Already, I’m feeling some novel brain-sickness from the stress. Yoku’s Island Express wasn’t the only title leaving Game Pass on August 15. Kingdom Come: Deliverance also disappeared from the service. I had zero interest in playing Kingdom Come since it released in 2018 — the murmurs I heard through the grapevine about its technical jank, plus the exhausting Gamergate aura around its lead designer, were huge turn offs. And yet, I absolutely found myself mired in the rolling fields of Bohemia in the hours before the game turned back into a pumpkin. Nothing gets me to click the download button faster than the news that the function will soon be deactivated. It is funny how easy it is to never want to play a game, up to the very moment you can’t.

I would probably be a little bit happier if I made peace with the idea that I was never going to finish Mad Men. If I’ve waited this long, is it ever going to happen? Maybe the fate of Sterling Cooper will be forever unresolved. And I’ll never see what happens to Peggy’s baby. Why does that make me melancholy? I don’t really care about those characters, much in the same way I’m not really affected by Kingdom Come’s brutal revenge saga. Perhaps it’s just an ailment of 21st century living. If you think of yourself as a literate aficionado of your chosen obsession, there is no reason you can’t constantly have your nose in another movie, or TV show, or video game. In the subscription age, anything you want can be administered at lightning speed from an international canopy of machinery that exists, solely, to ensure that we are not bored.

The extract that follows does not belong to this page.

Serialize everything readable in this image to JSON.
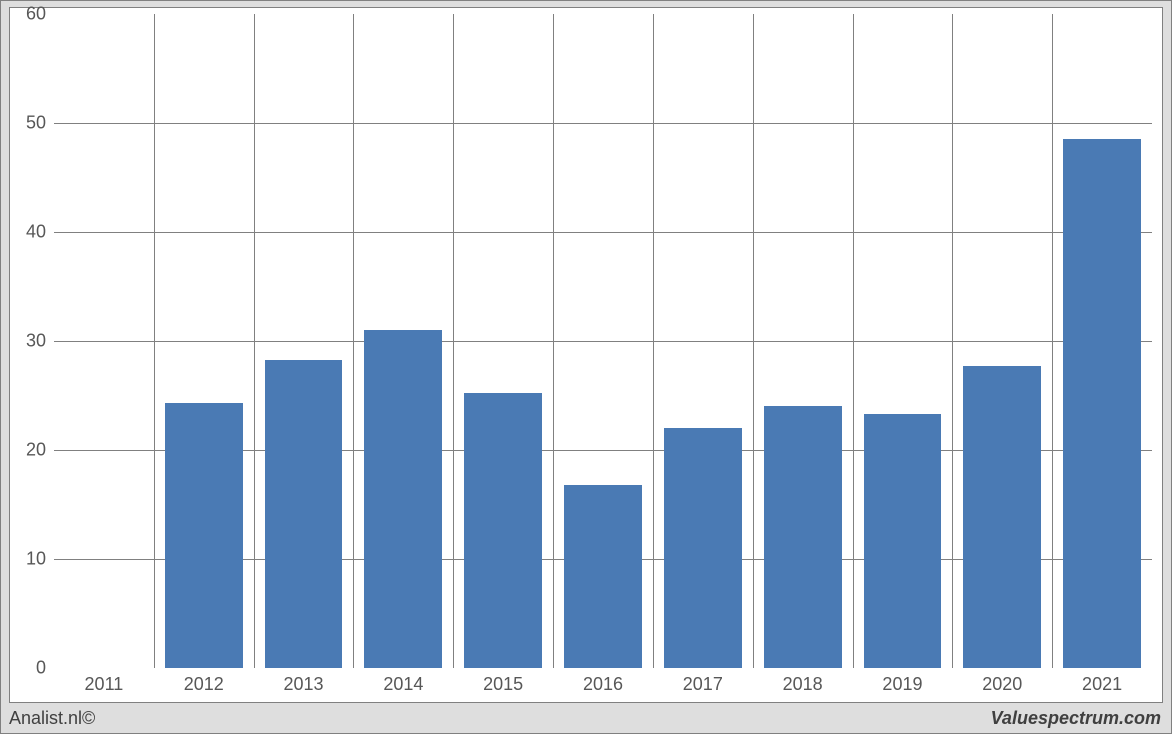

In that sense, we’re living in a legitimate golden age for consumption, and I should be able to tell my brain that it’s ok if I never end up seeing the credits of every video game in the universe. But I think a lot of us are still caught up in our native 20th century thinking when it comes to content. We have not fully adjusted to a world where it is possible to play everything and anything, untethered from expensive discs or arcane platform limitations. As more publishers pivot to the $US15 ($21)-a-month model, one of the only barriers left is time, and that ticking clock in the corner of the Game Pass client, letting us know that we have mere days left to play Yoku’s Island Express.

Luke Winkie is a writer and former pizza maker from San Diego, currently living in Brooklyn. In addition to Kotaku, he contributes to Vice, PC Gamer, Playboy, Rolling Stone, and Polygon.